Keynote and Guest Speakers

KEYNOTE SPEAKER: MOHAMEDOU OULD SLAHI

Mohamedou Ould Slahi is a writer, human rights activist and former Guantánamo prisoner. He was born in Rosso, Mauritania, the ninth of twelve children of a camel herder. His family moved to the capital of Nouakchott when he was a child, where he attended school and earned a scholarship to study electrical engineering at Gerhard-Mercator University in Duisburg, Germany. In 2001, he was living and working in his home country of Mauritania when he was detained and renditioned to Jordan, beginning an ordeal that he would chronicle in his internationally-bestselling Guantánamo Diary. The manuscript, which he wrote in his isolation cell in the detention camp at Guantánamo Bay, Cuba, remained classified for almost eight years and was finally released, with substantial redactions, in 2013. It was first published in the United States and United Kingdom in January, 2015, and has since been published in twenty-five languages. After fifteen years of detention, Mohamedou was released on 17th October 2016 to Mauritania. The following year he published a “restored edition” of Guantánamo Diary, filling in the US government’s redactions, and in February 2021 his first novel, The Actual True Story of Ahmed and Zarga, was published by Ohio University Press.
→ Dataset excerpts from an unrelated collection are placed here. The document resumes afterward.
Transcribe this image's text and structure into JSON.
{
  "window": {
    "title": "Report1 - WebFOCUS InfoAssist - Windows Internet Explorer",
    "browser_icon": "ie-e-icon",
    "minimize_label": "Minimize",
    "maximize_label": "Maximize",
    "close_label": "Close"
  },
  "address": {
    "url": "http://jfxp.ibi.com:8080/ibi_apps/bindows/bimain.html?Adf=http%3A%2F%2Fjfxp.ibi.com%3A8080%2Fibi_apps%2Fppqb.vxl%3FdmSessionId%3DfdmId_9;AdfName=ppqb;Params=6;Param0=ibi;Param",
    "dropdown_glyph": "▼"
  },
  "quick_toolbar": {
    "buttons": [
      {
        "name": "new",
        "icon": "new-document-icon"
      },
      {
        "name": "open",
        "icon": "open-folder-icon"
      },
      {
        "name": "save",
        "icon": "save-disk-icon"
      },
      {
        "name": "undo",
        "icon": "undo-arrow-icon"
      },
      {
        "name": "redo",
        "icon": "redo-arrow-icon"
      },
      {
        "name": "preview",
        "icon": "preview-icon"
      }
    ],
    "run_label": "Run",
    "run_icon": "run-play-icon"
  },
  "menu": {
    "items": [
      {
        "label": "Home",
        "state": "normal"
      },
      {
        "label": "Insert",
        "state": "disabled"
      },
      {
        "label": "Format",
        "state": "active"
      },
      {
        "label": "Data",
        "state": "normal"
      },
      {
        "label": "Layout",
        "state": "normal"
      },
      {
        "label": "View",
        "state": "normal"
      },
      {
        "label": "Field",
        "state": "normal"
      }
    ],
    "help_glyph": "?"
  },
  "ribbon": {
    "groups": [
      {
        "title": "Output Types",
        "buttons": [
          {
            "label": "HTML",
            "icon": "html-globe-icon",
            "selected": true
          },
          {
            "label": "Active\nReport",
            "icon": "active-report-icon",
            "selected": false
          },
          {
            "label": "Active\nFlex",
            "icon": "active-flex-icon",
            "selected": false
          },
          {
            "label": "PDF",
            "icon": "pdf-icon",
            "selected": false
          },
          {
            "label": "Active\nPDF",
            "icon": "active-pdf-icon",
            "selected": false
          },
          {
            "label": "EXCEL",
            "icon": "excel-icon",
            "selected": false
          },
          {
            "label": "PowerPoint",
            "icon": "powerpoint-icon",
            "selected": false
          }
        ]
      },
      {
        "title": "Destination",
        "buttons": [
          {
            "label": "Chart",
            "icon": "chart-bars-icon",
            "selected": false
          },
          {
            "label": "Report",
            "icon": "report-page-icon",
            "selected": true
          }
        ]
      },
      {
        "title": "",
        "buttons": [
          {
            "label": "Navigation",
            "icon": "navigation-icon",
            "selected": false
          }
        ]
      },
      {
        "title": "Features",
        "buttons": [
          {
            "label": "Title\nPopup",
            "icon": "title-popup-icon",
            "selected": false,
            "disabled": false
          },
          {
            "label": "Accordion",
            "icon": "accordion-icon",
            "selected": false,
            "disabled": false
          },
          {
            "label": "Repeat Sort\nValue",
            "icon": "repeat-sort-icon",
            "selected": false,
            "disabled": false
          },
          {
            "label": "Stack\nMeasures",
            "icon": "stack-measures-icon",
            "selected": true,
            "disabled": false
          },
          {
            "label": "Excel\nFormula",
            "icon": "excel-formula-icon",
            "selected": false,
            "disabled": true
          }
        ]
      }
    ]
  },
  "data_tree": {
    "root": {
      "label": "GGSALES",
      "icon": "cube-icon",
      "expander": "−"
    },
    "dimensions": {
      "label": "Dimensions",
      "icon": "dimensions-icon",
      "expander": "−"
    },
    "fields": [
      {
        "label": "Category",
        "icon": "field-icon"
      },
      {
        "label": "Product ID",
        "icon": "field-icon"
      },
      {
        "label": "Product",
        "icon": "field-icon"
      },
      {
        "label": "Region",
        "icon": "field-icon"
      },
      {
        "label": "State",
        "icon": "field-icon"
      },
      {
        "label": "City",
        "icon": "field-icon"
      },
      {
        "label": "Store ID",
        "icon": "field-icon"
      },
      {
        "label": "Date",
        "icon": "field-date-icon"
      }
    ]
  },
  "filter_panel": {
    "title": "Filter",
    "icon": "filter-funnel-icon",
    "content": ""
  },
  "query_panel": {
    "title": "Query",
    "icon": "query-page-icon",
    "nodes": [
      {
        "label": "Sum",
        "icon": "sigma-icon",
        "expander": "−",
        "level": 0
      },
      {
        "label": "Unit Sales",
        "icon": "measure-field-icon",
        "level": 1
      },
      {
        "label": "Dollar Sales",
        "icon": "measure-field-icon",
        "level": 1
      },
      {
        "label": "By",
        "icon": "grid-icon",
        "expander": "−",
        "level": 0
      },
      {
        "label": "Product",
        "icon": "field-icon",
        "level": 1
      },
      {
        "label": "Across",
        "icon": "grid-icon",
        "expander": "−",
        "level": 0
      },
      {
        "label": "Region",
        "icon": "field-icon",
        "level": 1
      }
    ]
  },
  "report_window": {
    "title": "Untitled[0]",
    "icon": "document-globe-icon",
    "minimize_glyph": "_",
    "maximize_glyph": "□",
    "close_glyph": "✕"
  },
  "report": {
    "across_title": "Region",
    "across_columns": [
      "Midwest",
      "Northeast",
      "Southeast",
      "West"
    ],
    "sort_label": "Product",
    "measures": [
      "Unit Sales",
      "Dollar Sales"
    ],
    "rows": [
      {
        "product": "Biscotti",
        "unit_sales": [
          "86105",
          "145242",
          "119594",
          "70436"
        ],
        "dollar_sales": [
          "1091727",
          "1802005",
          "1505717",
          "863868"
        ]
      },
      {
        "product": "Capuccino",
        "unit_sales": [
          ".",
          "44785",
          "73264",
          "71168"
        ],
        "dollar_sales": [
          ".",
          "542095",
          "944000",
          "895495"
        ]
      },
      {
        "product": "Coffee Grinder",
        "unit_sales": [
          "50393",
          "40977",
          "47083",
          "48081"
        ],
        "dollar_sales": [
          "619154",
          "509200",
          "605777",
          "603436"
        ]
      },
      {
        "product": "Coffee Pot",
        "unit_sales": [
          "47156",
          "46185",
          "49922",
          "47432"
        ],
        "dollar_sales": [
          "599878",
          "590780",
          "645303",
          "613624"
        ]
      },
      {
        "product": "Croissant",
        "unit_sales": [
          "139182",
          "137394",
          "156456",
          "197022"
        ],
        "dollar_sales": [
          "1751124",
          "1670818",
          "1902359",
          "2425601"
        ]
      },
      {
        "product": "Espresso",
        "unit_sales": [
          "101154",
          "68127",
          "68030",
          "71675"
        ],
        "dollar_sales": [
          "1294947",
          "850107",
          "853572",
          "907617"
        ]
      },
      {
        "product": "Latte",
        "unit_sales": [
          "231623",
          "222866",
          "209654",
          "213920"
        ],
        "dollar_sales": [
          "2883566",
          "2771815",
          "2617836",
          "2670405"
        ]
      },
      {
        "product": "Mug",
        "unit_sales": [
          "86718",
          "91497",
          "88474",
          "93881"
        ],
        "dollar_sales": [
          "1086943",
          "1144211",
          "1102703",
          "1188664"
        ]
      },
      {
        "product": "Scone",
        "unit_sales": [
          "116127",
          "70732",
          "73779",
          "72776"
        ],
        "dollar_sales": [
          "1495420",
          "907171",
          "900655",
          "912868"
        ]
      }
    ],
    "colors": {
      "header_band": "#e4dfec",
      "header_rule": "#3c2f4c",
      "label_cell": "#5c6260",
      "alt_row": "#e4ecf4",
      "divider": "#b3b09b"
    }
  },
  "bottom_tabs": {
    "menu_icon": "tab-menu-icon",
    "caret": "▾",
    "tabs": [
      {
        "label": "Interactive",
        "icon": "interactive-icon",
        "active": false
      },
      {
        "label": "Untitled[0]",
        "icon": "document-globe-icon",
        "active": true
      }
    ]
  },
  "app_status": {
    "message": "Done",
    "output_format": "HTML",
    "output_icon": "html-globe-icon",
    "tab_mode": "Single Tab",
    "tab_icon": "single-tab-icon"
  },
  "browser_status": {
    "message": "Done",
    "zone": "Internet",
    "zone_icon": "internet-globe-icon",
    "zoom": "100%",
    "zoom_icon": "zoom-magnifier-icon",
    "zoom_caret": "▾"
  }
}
KEYNOTE SPEAKER: ANDY WORTHINGTON

Andy Worthington is an independent journalist and human rights activist, widely acknowledged as an expert on Guantánamo. His book The Guantánamo Files, telling the stories of the men held at Guantánamo, was published by Pluto Press in 2007, and he has published over 2,000 articles about Guantánamo on his website andyworthington.co.uk. He is the co-director of the 2009 documentary ‘Outside the Law: Stories from Guantánamo’, and the co-founder (with the U.S. attorney Tom Wilner) of the Close Guantánamo campaign, established in 2012, and (with the activist Joanne MacInnes) of the We Stand With Shaker campaign, established in 2014, which contributed to securing the release of Shaker Aamer, the last British resident in Guantánamo, in 2015. He was the lead author of a UN report on secret detention in 2010, and a media partner for WikiLeaks’ release of classified military files from Guantánamo in 2011. He has also written for the New York Times, the Guardian and Al-Jazeera, and in 2013 was short-listed for the Martha Gellhorn Prize for Journalism.

 


GUEST SPEAKER: MANSOOR ADAYFI

Mansoor Adayfi is a writer, human rights activist and former Guantánamo prisoner. A Yemeni citizen, he was held at Guantánamo for 14 years, from 2002 until his resettlement in Serbia in 2016. In August 2021, his Guantánamo memoir, Don’t Forget Us Here: Lost and Found at Guantánamo, was published by Hachette Books. He has also written for the New York Times, and in 2019 he won the Richard J. Margolis Award for non-fiction writers of social justice journalism.

 

 

 


GUEST SPEAKER: ANTONIO AIELLO

Antonio Aiello is a writer, editor, and storyteller. As former content director for PEN America, he developed written and multimedia content at the intersection of free expression advocacy and the literary arts to give voice to issues of social justice and writers in peril around the world. This included producing mini-documentaries, founding and editing a magazine of international literary translations, developing graphic narratives, and directing the PEN America multimedia archive in collaboration with Princeton University. He has partnered with Mansoor Adayfi on several projects including Adayfi’s memoir, DON’T FORGET US HERE: LOST AND FOUND AT GUANTÁNAMO published by Hachette August 17, 2021; graphic narratives for GUANTANAMO VOICES and THE NIB; articles and essays; and the television series, FROM GUANTÁNAMO, WITH LOVE, which he and Adayfi are developing as Fellows in the Sundance Institute’s Episodic TV Lab.